Novo filme do cineasta Antonio Campos, “O Diabo de Cada Dia” traz uma adaptação literária que não disfarça: tem o próprio escritor da obra original narrando os sentimentos dos personagens, emulando a experiência da leitura, e traz personagens que parecem ter mais elementos do que aqueles vistos em tela.
Um casal de serial killers certamente tem mais páginas dedicadas a eles no livro, mas aqui serve como um dos pontos da trama que envolve Arvin (Holland), filho de Willard (Skarsgard), que parece ser uma ponta de esperança em meio ao ambiente nublado com personagens sofridos ou violentos.

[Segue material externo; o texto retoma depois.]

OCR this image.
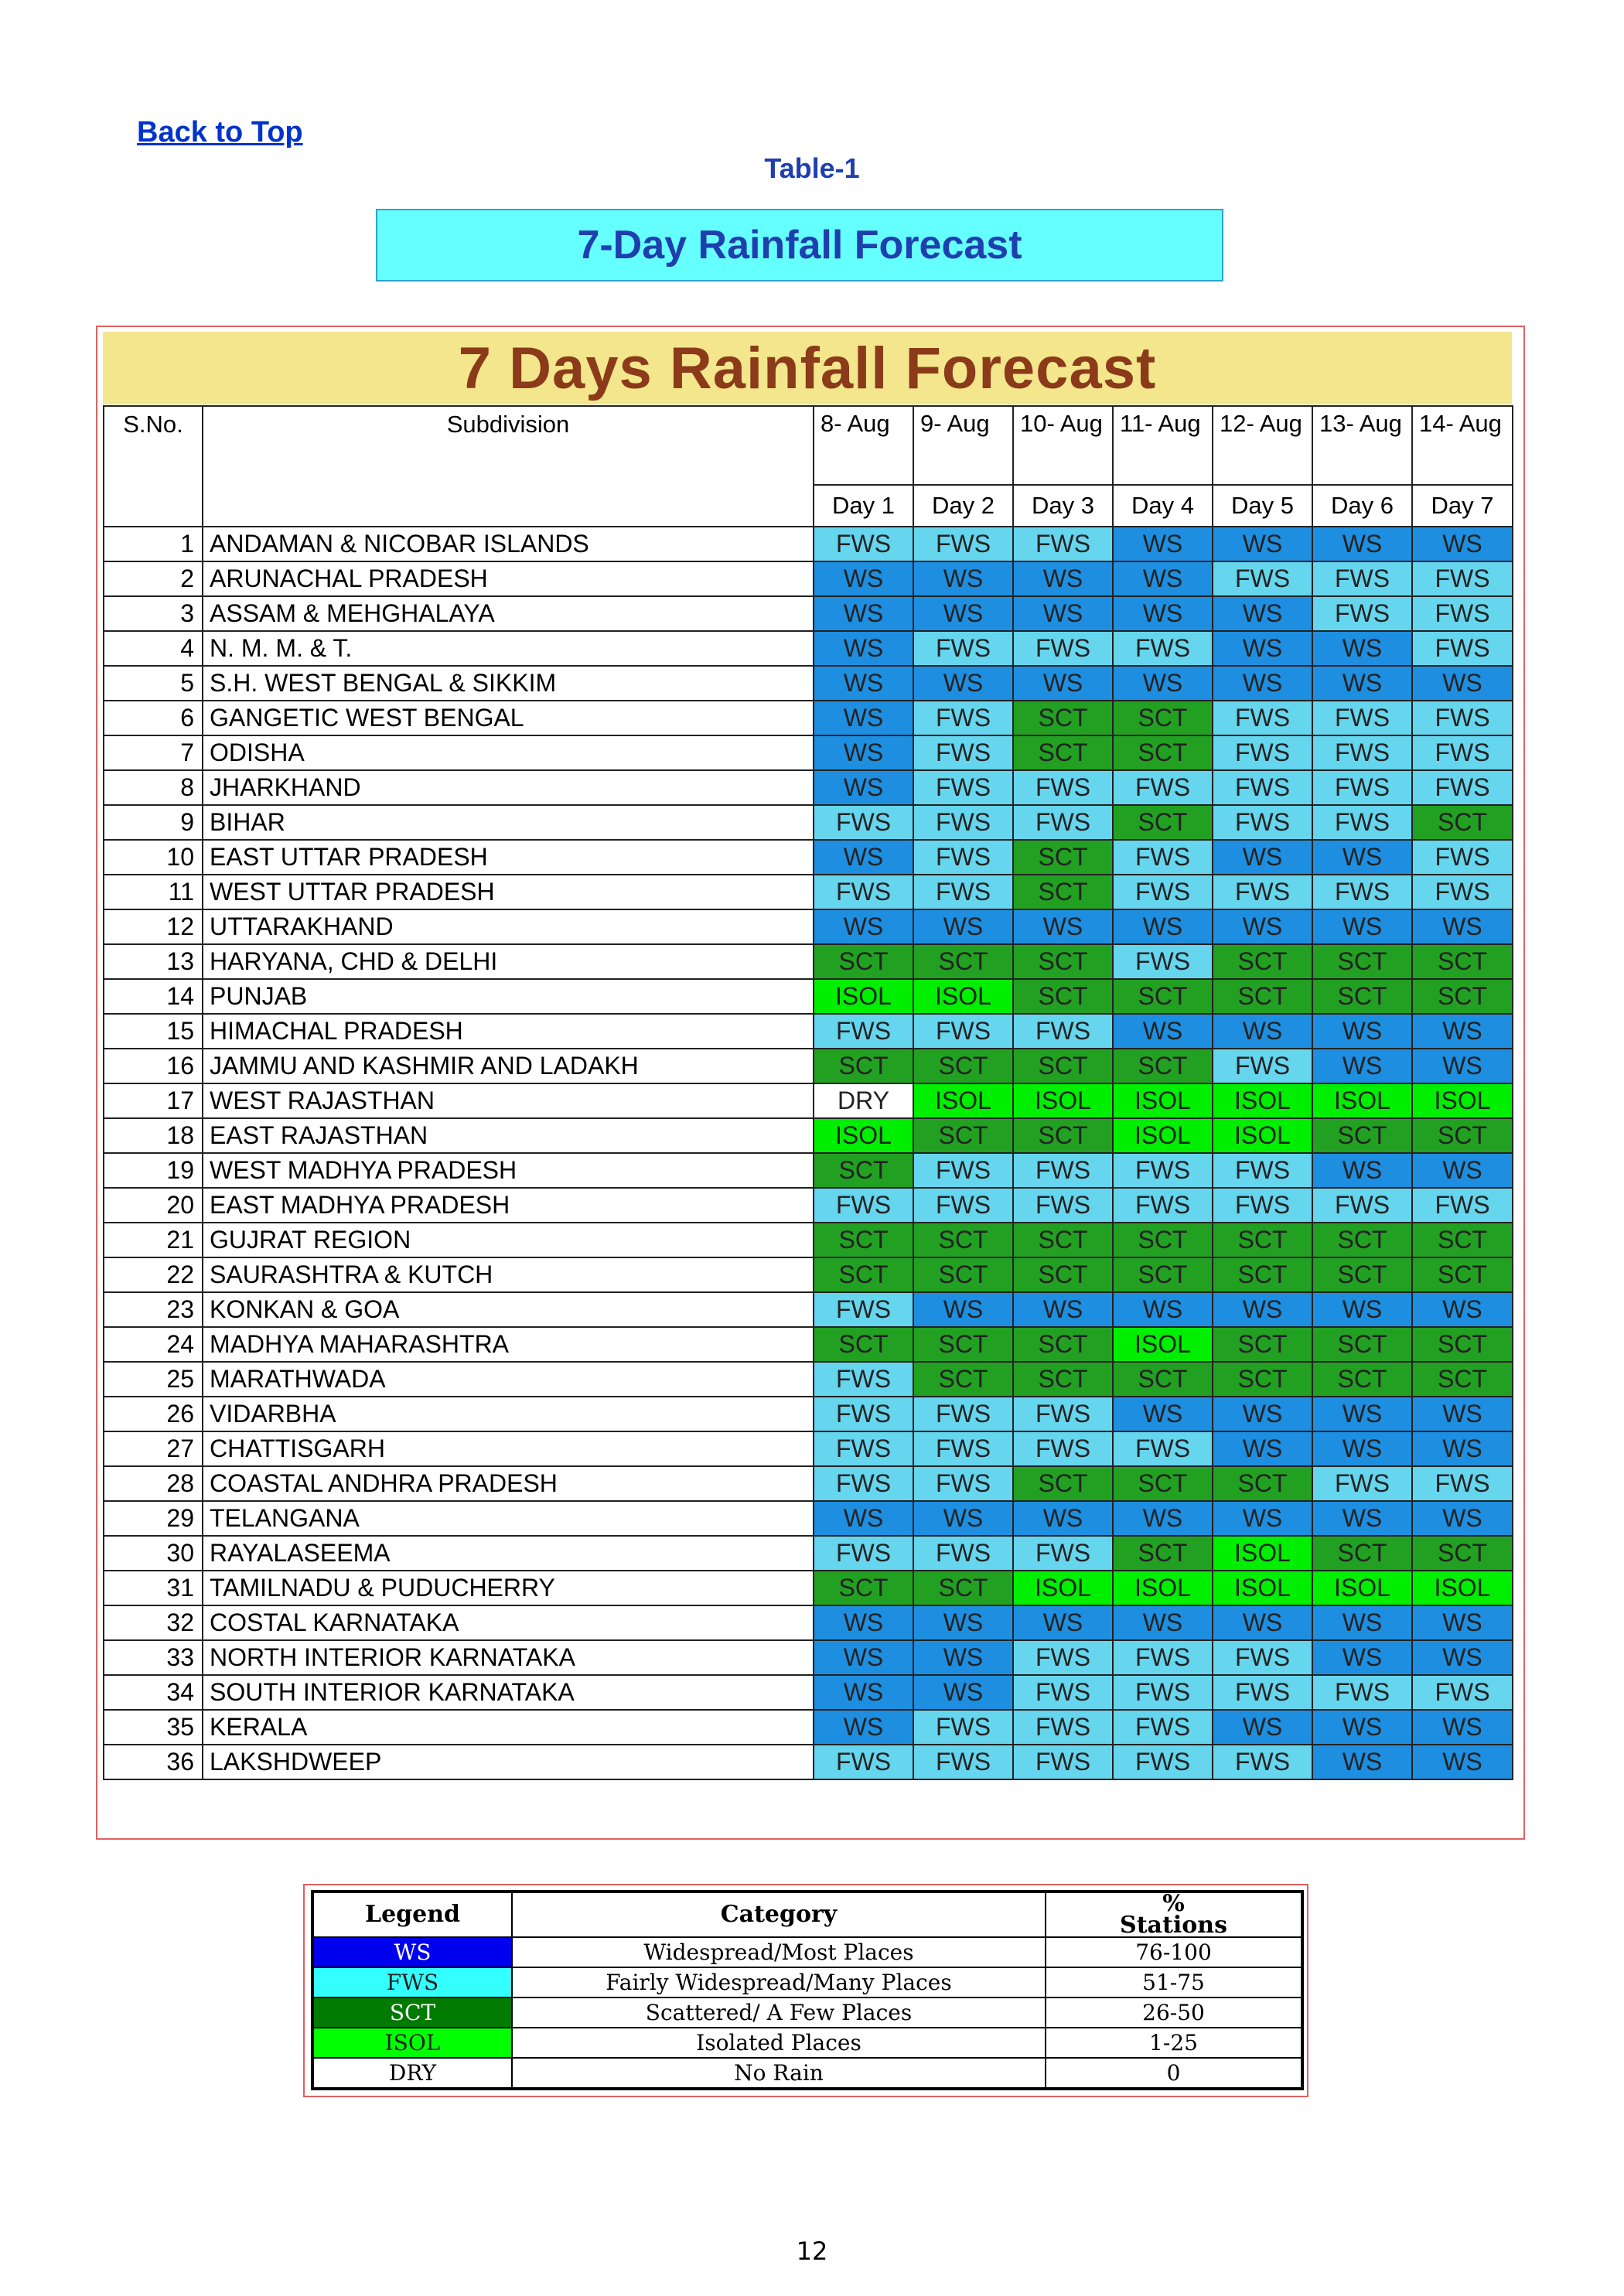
Back to Top
Table-1
7-Day Rainfall Forecast
7 Days Rainfall Forecast
S.No.	Subdivision	8- Aug	9- Aug	10- Aug	11- Aug	12- Aug	13- Aug	14- Aug
		Day 1	Day 2	Day 3	Day 4	Day 5	Day 6	Day 7
1	ANDAMAN & NICOBAR ISLANDS	FWS	FWS	FWS	WS	WS	WS	WS
2	ARUNACHAL PRADESH	WS	WS	WS	WS	FWS	FWS	FWS
3	ASSAM & MEHGHALAYA	WS	WS	WS	WS	WS	FWS	FWS
4	N. M. M. & T.	WS	FWS	FWS	FWS	WS	WS	FWS
5	S.H. WEST BENGAL & SIKKIM	WS	WS	WS	WS	WS	WS	WS
6	GANGETIC WEST BENGAL	WS	FWS	SCT	SCT	FWS	FWS	FWS
7	ODISHA	WS	FWS	SCT	SCT	FWS	FWS	FWS
8	JHARKHAND	WS	FWS	FWS	FWS	FWS	FWS	FWS
9	BIHAR	FWS	FWS	FWS	SCT	FWS	FWS	SCT
10	EAST UTTAR PRADESH	WS	FWS	SCT	FWS	WS	WS	FWS
11	WEST UTTAR PRADESH	FWS	FWS	SCT	FWS	FWS	FWS	FWS
12	UTTARAKHAND	WS	WS	WS	WS	WS	WS	WS
13	HARYANA, CHD & DELHI	SCT	SCT	SCT	FWS	SCT	SCT	SCT
14	PUNJAB	ISOL	ISOL	SCT	SCT	SCT	SCT	SCT
15	HIMACHAL PRADESH	FWS	FWS	FWS	WS	WS	WS	WS
16	JAMMU AND KASHMIR AND LADAKH	SCT	SCT	SCT	SCT	FWS	WS	WS
17	WEST RAJASTHAN	DRY	ISOL	ISOL	ISOL	ISOL	ISOL	ISOL
18	EAST RAJASTHAN	ISOL	SCT	SCT	ISOL	ISOL	SCT	SCT
19	WEST MADHYA PRADESH	SCT	FWS	FWS	FWS	FWS	WS	WS
20	EAST MADHYA PRADESH	FWS	FWS	FWS	FWS	FWS	FWS	FWS
21	GUJRAT REGION	SCT	SCT	SCT	SCT	SCT	SCT	SCT
22	SAURASHTRA & KUTCH	SCT	SCT	SCT	SCT	SCT	SCT	SCT
23	KONKAN & GOA	FWS	WS	WS	WS	WS	WS	WS
24	MADHYA MAHARASHTRA	SCT	SCT	SCT	ISOL	SCT	SCT	SCT
25	MARATHWADA	FWS	SCT	SCT	SCT	SCT	SCT	SCT
26	VIDARBHA	FWS	FWS	FWS	WS	WS	WS	WS
27	CHATTISGARH	FWS	FWS	FWS	FWS	WS	WS	WS
28	COASTAL ANDHRA PRADESH	FWS	FWS	SCT	SCT	SCT	FWS	FWS
29	TELANGANA	WS	WS	WS	WS	WS	WS	WS
30	RAYALASEEMA	FWS	FWS	FWS	SCT	ISOL	SCT	SCT
31	TAMILNADU & PUDUCHERRY	SCT	SCT	ISOL	ISOL	ISOL	ISOL	ISOL
32	COSTAL KARNATAKA	WS	WS	WS	WS	WS	WS	WS
33	NORTH INTERIOR KARNATAKA	WS	WS	FWS	FWS	FWS	WS	WS
34	SOUTH INTERIOR KARNATAKA	WS	WS	FWS	FWS	FWS	FWS	FWS
35	KERALA	WS	FWS	FWS	FWS	WS	WS	WS
36	LAKSHDWEEP	FWS	FWS	FWS	FWS	FWS	WS	WS
Legend	Category	%
Stations

WS	Widespread/Most Places	76-100
FWS	Fairly Widespread/Many Places	51-75
SCT	Scattered/ A Few Places	26-50
ISOL	Isolated Places	1-25
DRY	No Rain	0
12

“O Diabo de Cada Dia” fala de fanatismo religioso: uma fé cega norteia os personagens, à espera de um milagre que nunca vem. Porque neste microcosmo não há um Deus misericordioso, há somente a punição que vem de cada um, e não do poder dos céus. Note que é Arvin quem mais toma atitudes e também o menos afeito às orações. Os mais fieis, inclusive, são vítimas dos fanáticos ou se entregam à morte por não suportarem a dor.
O filme tem uma alegoria interessante: uma promessa de casamento não cumprida, feita por alguém que não tinha o real poder de realizá-la. A punição divina que desgraça os personagens – e é herdada por seus filhos – pode representar as promessas não cumpridas das gerações anteriores. Da fato, vivemos um período em que repensamos os erros dos nossos antepassados, e a fé exacerbada é um deles.
É fato que O Diabo de Cada Dia apresenta tais questões, se aprofunda em personagens, mas também não oferece tantos elementos a serem trabalhados. Podemos refletir sobre eles, mas o filme pede a todo tempo por referências externas em sua análise, não se bastando em si mesmo para ir além. Mesmo que seja superior à média dos filmes com selo de “original Netflix”, o longa ainda assim tem uma profundidade calculada: não é demasiada, e assim acomoda grande parte do público que acessa o serviço de streaming. E isso também faz parte do espírito de seu tempo.